We also need to provide a list of trusted servers in /etc/opencloud/ocmproviders.json.
Details about how to set things up can be found here.
Check OCM endpoint "/.well-known/ocm":
linux # curl -s https://opencloud.mydomain.de/.well-known/ocm
{
"enabled": true,
"apiVersion": "1.1.0",
"endPoint": "https://opencloud.mydomain.de/ocm",
"provider": "OpenCloud",
"resourceTypes": [
{
"name": "file",
"shareTypes": [
"user"
],
"protocols": {
"webdav": "/dav/ocm"
}
}
],
"capabilities": [
"/invite-accepted"
]
}Other implementations
OCM is also supported by seafile and CERNBox.
Test runs
My first test turned out to be overly optimistic: I wanted to share a file from OpenCloud to my existing Nextcloud instance. This still doesn’t work, but during the analysis I did some broader testing and here’s what I found on the way:
Test #1: Nextcloud / Nextcloud
So I started to verify, that my Nextcloud could share files with other Nextcloud instances. For that I used a Nextcloud instance of a friend of mine and it worked flawlessly.

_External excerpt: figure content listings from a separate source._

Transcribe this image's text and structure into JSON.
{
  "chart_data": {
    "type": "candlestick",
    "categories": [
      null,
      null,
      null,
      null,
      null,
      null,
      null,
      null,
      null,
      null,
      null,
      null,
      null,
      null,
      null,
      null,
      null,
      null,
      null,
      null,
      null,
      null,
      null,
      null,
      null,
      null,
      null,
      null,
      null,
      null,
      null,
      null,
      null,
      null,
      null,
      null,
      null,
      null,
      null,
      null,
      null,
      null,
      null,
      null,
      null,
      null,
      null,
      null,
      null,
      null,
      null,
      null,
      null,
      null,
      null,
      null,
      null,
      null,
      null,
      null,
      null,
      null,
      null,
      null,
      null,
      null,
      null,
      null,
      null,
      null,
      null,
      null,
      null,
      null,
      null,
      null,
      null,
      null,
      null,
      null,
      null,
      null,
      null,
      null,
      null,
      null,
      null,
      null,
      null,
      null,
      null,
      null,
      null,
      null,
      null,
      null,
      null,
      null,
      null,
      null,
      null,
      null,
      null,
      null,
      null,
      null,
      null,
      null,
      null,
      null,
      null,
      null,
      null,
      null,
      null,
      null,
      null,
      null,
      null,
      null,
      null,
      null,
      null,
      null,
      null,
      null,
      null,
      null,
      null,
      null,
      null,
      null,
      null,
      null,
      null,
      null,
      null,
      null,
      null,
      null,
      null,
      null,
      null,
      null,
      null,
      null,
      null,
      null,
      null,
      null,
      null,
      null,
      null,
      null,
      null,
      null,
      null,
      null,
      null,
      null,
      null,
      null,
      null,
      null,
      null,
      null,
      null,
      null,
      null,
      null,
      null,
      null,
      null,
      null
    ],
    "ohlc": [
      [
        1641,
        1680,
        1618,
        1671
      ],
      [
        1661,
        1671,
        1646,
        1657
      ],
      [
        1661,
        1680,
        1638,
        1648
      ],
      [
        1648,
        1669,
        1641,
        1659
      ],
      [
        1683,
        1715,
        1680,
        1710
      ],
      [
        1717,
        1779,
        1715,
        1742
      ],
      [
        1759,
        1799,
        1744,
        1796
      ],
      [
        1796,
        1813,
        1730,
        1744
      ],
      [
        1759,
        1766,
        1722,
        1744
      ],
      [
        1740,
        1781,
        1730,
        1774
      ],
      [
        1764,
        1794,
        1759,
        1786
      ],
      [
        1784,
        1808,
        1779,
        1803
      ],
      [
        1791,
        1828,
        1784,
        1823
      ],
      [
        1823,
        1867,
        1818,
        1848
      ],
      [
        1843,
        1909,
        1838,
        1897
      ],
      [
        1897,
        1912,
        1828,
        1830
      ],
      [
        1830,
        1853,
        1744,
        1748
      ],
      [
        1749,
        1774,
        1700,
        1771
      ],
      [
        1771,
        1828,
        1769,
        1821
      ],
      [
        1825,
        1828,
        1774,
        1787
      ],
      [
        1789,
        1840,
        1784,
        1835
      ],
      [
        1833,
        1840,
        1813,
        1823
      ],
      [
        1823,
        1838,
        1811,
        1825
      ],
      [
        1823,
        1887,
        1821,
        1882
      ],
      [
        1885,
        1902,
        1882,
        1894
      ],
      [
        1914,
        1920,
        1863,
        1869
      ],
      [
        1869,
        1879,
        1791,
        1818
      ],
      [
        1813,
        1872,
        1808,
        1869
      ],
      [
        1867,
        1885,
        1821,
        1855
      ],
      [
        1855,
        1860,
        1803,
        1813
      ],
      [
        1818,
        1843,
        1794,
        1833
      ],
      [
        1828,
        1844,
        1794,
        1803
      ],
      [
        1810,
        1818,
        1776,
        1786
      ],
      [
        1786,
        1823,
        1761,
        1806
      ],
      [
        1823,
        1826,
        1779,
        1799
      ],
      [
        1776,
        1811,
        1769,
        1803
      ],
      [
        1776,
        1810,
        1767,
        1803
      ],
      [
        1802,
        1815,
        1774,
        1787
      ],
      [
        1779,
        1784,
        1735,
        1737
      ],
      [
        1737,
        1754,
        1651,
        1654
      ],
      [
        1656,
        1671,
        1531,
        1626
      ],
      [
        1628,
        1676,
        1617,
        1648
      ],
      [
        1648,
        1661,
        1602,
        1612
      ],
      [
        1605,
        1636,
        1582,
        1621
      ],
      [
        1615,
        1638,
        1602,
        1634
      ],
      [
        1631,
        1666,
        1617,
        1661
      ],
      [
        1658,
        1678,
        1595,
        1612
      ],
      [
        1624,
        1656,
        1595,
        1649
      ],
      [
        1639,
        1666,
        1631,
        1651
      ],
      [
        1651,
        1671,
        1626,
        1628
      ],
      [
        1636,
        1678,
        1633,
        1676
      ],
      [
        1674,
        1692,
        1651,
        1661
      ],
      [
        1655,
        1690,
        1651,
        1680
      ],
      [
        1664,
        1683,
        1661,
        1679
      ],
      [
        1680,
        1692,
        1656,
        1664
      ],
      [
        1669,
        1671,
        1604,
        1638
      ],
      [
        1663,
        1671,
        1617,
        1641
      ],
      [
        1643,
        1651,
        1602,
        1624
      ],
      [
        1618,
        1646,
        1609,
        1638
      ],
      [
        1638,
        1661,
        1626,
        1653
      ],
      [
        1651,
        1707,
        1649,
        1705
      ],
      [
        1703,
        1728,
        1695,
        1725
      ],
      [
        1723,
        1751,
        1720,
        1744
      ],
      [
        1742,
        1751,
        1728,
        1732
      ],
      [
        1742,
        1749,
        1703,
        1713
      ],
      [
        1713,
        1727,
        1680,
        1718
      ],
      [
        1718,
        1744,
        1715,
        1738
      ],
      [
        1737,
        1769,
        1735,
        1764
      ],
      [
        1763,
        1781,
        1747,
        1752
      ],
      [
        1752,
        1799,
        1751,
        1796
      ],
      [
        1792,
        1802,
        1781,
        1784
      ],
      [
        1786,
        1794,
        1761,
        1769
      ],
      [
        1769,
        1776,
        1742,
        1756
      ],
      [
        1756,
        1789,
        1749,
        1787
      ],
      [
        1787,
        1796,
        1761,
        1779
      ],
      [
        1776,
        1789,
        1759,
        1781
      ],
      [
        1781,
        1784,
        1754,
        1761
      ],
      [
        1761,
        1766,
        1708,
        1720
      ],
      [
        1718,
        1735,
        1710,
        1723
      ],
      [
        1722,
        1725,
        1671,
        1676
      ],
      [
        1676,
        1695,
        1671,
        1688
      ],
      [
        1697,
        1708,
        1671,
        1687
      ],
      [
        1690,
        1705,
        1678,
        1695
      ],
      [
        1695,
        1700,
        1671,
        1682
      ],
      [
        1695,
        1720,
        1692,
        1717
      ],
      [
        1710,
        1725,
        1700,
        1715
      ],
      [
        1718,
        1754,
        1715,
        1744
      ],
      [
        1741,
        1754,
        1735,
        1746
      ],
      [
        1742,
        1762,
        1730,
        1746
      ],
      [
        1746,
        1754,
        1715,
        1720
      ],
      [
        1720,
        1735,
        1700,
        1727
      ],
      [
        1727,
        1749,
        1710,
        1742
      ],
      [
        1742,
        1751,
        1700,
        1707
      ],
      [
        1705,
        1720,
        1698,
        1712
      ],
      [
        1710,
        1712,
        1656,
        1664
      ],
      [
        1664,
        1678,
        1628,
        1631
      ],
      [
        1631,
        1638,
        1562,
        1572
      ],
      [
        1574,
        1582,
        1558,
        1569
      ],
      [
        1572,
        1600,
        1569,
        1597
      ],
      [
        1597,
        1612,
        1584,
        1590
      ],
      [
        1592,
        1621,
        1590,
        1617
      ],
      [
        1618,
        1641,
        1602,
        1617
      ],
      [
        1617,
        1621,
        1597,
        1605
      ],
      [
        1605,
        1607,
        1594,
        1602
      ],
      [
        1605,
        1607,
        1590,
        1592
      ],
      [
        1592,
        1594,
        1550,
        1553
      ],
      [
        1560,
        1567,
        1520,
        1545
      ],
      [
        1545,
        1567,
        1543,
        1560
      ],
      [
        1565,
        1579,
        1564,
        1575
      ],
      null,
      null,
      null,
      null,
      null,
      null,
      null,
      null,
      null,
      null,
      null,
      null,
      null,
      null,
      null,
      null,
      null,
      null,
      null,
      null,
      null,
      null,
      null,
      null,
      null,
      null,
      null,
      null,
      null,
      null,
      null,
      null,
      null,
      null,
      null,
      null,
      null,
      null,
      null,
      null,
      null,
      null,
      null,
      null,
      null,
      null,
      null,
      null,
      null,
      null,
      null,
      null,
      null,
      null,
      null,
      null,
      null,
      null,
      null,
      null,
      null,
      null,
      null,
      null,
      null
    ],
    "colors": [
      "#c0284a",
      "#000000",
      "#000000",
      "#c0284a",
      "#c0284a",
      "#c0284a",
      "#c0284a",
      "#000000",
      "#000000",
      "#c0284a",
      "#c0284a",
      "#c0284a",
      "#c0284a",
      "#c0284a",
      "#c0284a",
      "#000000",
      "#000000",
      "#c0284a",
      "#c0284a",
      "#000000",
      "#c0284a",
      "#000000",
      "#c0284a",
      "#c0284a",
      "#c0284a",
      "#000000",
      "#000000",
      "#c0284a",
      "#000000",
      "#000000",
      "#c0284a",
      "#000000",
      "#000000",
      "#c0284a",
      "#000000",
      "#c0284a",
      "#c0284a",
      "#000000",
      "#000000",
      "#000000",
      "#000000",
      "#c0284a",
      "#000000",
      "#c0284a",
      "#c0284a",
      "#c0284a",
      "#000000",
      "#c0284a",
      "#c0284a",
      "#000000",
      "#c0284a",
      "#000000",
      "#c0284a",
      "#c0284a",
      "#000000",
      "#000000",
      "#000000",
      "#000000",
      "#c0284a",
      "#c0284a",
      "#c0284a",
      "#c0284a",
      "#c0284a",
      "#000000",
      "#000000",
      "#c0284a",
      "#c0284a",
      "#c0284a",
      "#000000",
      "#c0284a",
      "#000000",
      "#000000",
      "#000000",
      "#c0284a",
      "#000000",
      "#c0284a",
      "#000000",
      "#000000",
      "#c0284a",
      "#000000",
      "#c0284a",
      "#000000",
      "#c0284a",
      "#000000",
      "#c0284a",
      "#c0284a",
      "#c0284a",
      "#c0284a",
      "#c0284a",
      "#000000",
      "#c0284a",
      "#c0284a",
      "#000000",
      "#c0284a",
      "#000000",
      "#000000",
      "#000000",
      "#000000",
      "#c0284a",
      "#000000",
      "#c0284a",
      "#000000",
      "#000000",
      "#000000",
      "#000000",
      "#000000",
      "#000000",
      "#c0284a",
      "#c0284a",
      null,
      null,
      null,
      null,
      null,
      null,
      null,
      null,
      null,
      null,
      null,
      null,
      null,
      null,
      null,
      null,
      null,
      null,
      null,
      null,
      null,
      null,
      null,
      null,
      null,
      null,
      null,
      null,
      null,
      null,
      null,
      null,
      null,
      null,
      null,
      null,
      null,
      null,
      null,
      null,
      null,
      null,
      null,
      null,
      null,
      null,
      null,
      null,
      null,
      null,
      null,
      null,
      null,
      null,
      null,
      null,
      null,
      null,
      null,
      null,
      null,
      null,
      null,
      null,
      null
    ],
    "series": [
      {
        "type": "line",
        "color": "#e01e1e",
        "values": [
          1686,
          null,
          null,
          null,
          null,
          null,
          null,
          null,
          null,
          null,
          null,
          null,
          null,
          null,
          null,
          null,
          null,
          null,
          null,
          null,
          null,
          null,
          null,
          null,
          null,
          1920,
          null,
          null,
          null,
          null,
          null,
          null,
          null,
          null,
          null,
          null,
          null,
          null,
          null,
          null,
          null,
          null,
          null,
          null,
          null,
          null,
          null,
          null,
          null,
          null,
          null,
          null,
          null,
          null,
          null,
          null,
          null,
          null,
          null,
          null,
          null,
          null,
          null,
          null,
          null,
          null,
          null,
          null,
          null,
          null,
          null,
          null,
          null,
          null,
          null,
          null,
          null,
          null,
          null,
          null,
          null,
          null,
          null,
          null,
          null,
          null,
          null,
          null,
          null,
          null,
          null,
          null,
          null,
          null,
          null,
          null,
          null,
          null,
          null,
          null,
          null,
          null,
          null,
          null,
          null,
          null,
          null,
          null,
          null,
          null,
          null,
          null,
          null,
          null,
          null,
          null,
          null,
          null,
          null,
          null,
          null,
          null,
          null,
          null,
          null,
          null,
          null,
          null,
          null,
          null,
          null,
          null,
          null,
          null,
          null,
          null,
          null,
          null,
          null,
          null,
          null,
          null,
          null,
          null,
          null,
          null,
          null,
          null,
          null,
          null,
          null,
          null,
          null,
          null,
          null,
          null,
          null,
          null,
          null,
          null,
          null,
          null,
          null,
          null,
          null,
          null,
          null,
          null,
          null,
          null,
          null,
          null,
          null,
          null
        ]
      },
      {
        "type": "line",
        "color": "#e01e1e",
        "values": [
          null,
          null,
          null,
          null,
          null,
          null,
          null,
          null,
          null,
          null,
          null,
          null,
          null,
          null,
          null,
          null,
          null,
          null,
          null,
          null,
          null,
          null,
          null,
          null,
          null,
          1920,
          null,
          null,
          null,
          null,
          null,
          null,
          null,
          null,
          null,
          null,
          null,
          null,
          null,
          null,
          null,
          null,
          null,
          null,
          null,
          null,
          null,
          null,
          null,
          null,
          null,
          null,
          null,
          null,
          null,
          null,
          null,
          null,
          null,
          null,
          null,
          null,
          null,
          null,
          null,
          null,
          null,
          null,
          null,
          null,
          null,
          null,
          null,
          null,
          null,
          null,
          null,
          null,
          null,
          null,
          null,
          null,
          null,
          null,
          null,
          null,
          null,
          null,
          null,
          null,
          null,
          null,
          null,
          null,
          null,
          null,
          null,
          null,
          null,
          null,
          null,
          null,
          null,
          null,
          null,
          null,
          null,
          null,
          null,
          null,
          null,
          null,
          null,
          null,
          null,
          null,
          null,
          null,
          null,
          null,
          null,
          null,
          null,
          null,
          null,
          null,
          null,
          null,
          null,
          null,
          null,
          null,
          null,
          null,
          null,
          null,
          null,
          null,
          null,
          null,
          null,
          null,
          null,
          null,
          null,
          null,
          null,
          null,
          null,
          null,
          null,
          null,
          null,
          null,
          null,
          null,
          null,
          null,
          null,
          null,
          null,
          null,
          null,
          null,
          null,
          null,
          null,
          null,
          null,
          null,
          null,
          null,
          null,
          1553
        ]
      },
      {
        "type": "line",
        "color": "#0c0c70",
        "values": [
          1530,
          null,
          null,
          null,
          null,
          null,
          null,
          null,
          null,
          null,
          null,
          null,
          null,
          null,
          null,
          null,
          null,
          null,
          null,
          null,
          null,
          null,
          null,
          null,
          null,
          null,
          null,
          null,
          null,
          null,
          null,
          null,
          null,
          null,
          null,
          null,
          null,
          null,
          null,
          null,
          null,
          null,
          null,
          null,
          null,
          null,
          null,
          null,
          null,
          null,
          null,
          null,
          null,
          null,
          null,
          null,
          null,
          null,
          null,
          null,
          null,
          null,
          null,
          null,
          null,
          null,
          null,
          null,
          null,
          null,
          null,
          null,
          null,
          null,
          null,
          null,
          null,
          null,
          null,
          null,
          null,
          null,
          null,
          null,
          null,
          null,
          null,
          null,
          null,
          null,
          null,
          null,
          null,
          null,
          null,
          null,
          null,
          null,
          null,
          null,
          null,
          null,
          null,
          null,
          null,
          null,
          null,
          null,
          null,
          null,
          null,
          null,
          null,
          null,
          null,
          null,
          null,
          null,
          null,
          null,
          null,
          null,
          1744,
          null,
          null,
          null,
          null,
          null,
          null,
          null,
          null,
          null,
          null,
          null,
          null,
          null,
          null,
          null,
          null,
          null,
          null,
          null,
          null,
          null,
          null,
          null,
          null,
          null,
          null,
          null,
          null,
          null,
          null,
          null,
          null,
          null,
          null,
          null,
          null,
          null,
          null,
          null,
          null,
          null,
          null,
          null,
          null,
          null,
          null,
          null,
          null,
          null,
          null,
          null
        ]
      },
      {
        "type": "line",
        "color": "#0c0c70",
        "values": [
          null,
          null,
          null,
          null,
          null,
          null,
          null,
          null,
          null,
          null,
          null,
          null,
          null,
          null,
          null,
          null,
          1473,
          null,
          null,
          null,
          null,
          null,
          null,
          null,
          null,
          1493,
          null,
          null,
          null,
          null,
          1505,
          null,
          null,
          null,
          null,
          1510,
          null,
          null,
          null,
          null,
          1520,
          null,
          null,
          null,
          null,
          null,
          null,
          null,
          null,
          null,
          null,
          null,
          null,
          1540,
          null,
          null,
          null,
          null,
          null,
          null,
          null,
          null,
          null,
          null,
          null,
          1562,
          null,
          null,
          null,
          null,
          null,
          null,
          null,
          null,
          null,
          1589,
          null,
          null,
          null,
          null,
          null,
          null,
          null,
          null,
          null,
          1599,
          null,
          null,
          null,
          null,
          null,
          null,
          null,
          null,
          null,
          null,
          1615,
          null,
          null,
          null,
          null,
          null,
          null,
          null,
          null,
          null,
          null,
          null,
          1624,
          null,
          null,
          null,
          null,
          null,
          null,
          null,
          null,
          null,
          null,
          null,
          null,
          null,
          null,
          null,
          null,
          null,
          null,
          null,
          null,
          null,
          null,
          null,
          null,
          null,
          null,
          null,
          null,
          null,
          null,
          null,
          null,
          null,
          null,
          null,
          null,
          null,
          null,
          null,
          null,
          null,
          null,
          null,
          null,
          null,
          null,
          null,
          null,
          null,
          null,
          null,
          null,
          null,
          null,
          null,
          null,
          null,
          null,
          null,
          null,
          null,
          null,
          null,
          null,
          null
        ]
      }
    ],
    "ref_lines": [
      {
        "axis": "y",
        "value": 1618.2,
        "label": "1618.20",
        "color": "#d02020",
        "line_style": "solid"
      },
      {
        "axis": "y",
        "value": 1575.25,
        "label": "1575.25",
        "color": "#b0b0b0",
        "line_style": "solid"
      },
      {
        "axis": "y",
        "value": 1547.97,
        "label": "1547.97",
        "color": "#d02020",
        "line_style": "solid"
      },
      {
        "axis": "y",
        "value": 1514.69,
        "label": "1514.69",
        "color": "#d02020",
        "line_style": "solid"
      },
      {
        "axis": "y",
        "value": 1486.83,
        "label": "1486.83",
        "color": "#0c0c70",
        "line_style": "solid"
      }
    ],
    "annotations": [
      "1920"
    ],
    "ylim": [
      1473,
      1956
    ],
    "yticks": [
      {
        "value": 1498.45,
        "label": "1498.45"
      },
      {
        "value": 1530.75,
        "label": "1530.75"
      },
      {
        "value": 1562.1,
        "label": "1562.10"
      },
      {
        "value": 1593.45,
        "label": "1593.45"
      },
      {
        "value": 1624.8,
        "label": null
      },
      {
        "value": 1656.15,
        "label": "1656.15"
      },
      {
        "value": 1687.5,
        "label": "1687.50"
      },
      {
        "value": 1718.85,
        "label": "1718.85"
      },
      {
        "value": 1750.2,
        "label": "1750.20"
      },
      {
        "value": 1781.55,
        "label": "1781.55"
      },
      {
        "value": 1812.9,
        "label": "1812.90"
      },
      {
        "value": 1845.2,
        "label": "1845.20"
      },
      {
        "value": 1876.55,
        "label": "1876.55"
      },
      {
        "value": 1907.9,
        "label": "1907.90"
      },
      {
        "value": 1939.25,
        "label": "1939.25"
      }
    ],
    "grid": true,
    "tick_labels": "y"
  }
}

For further testing I started up another local Nextcloud docker instance (called "nctest.mydomain", using Apache as reverse proxy and for SSL termination).
Trying to share files from my pre-existing Nextcloud instance failed however … so why does it work with an external instance but not with the one within my own domain?
While trying to add the newly created docker Nextcloud server to the "Trusted server" list (which failed) I got some hints in the nextcloud log:
Host "192.168.123.45" (nctest.mydomain.de) violates local access rulesI don’t know nothing about those “local access rules” but the suggested workaround was to add an extra option to Nextcloud’s configuration:
linux # vi config/config.php
<...>
'allow_local_remote_servers' => true,
<...>After restarting Nextcloud – in my case that meant restarting php-fpm – things started to work:
linux # systemctl restart php8.3-fpmJust shared a file/a directory using the federation app and got a notification on the other (Nextcloud) site.
Test #2: ownCloud / Nextcloud
There’s not much to say about that one: With the preparations done in #1 federated sharing between those two worked out of the box.
Test #3: OpenCloud to anything else … TBD
The Opencloud configuration seems to be another beast: the documentation is quite lacking and there’s little experience with it (no wonder considering the age of this project).
So once again all I can say right now is: Stay tuned … I’ll report back once I got it up and running.
Site notes
Nextcloud
You do not need the “Trusted server” config in order to share files/directories.
However you’ll need trusted servers to share the usernames for something like auto-completion.
In case the status of the trusted servers stays yellow, make sure to run Nextcloud’s cron.php and sync the addressbooks:
linux # docker run -ti --user www-data nctest php -f cron.php
linux # docker run -ti --user www-data nctest php occ federation:sync-addressbooksSome more details about what’s going on can be found here.
ownCloud
While trying to use the occ command in ownCloud I got some database related error messages. Turns out that within the ownCloud docker image there’s a /usr/bin/occ command that works fine, while "php occ" will result in a database error.